In Game 3 of their 2023 ALDS matchup, the Astros crushed the Twins 9-1 despite the series shifting to Target Field. That put them up in the series, 2-1, smothering any momentum Minnesota may have garnered in their Game 2 victory. Game 4 was much less decisive in terms of the margin of victory, but it was a decisive win for the Astros nonetheless as they clinched their seventh-straight ALCS berth. The last time they failed to make it to MLB’s Final Four, Brian McCann was still technically a Yankee.
ALDS Game 4
Houston Astros 3, Minnesota Twins 2
(Astros win series 3-1)
Due to the series schedule, the Astros were forced to choose between turning to a fourth starter in Game 4 or Justin Verlander on short rest. They opted to save the veteran, and they’ll be rewarded for that move by having him available for Game 1 of the ALCS. In this contest, they went with José Urquidy, who pitched to a career-worst 5.29 ERA in an injury-marred season, over breakout backend starter J.P. France. Urquidy rewarded them for that move, too, with 5.2 capable innings.
Urquidy notched 19 whiffs on the night, the third-most of his career and most since May of 2022. However, the Twins’ offense — a boom-or-bust unit with the highest strikeout rate and the third-highest home run total in the regular season — did get to the Astros’ starter for a pair of longballs. Royce Lewis put the Twins up 1-0 in the bottom of the first, lunging at an Urquidy changeup and lifting it 398 feet into the left-field stands for his fourth homer of the postseason:
Edouard Julien got to him in the bottom of the sixth:
But between those two homers, Urquidy retired 13 of 14, a stretch that also saw the Astros hit two dingers of their own. The first, a Michael Brantley solo shot in the top of the second off of starter Joe Ryan, tied the game at 1:
The Twins let Ryan finish the inning, but thereafter he joined their group of ALDS starters — minus Pablo López — who failed to get deep into their games. Some of that was by design; Minnesota’s piecemeal approach made sense given their deep starting staff. But they didn’t turn to their other bulk option in this one (Chris Paddack) until it was too late.

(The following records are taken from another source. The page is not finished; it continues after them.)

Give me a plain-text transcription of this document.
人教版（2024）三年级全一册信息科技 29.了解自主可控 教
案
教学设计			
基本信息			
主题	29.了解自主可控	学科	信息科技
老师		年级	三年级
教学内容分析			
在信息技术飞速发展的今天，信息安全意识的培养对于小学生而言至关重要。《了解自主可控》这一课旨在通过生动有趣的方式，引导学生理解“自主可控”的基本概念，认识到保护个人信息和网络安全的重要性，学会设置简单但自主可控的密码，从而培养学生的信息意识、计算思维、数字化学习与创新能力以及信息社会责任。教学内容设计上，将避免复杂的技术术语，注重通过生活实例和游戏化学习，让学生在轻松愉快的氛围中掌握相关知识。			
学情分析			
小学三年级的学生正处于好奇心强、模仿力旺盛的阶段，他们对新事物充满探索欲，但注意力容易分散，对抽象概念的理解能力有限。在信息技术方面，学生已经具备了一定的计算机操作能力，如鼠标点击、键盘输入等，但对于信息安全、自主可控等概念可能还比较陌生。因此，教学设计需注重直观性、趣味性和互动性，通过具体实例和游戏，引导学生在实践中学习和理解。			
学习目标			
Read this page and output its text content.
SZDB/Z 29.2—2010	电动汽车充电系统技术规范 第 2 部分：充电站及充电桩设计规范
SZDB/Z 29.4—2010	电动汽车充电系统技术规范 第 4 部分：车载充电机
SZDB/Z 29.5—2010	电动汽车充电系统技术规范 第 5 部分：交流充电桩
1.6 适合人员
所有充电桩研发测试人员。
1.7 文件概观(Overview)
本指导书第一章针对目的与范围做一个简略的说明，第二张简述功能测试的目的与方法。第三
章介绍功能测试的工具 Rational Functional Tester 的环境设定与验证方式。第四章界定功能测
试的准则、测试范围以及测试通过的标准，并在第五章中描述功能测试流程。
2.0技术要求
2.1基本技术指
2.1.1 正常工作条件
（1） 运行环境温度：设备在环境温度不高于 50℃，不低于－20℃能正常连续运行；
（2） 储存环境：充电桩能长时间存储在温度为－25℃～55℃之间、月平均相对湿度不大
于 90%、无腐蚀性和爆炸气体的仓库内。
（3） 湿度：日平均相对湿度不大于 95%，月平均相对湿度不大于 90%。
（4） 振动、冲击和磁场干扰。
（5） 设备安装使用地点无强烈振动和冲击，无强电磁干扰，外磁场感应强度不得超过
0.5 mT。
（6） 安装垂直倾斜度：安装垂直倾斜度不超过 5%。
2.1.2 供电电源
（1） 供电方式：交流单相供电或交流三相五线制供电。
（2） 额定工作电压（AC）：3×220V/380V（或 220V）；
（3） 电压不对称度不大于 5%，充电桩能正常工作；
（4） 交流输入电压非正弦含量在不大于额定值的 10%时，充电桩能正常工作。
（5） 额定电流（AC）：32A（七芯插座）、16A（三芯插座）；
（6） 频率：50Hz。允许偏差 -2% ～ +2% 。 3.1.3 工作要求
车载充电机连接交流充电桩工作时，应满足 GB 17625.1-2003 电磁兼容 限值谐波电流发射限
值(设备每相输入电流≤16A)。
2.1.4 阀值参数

After Brock Stewart pitched a clean third, skipper Rocco Baldelli went with his lone southpaw, Caleb Thielbar, to face a stretch of three out of four lefties in the Astros’ order. Unfortunately, the immune-to-platoon Yordan Alvarez singled, and the sole righty in that group — José Abreu — homered, bringing Alvarez around and putting Houston up 3-1:
After a poor regular-season showing in his first year in Houston, Abreu has made himself valuable in the playoffs. He also hit a pair of homers in yesterday’s dominant win, including a three-run shot in the bottom of the first that seemed to change the narrative of the series.
The rest of the Twins relievers, including Paddack, tossed 5.1 scoreless with seven K’s to keep things close, but the Astros’ ’pen was dominant as well. After Julien’s opposite-field blast and Lewis’ walk — sandwiching a Jorge Polanco flyout — ended Urquidy’s night, Houston relievers tossed 3.1 scoreless with eight K’s.
On the night, the Twins struck out a whopping 14 times, matching their total from yesterday. That tied for the 10th-most strikeouts in a two-game span in postseason history (excluding extra-inning contests). Their last three punchouts of the span and their season all came in dramatic, full-count fashion against Astros’ closer Ryan Pressly. The last of them all came when he froze Max Kepler on 95-mph paint:
The Astros will head back to Minute Maid Park for Game 1 of the ALCS on Sunday; for the first time in MLB history, the two Texas teams will square off in the playoffs. The Astros will be eyeing their third consecutive AL pennant and fifth in seven years; the Rangers are seeking their first since 2011.
Houston will likely to turn to Verlander in the opener, while the Rangers will probably go with Jordan Montgomery. Game 2, also in Houston and scheduled for Monday, will likely feature Framber Valdez and Nathan Eovaldi. Then, the series will head to Arlington for two or three games before returning to Houston if necessary.
The Twins, meanwhile, will head home disappointed but with their first few postseason victories since 2004 (snapping an 18-game skid) and their first playoff series win since 2002 thanks to their Wild Card sweep of the Blue Jays. With those cursed streaks over, they’ll look to build on their newfound October success next season.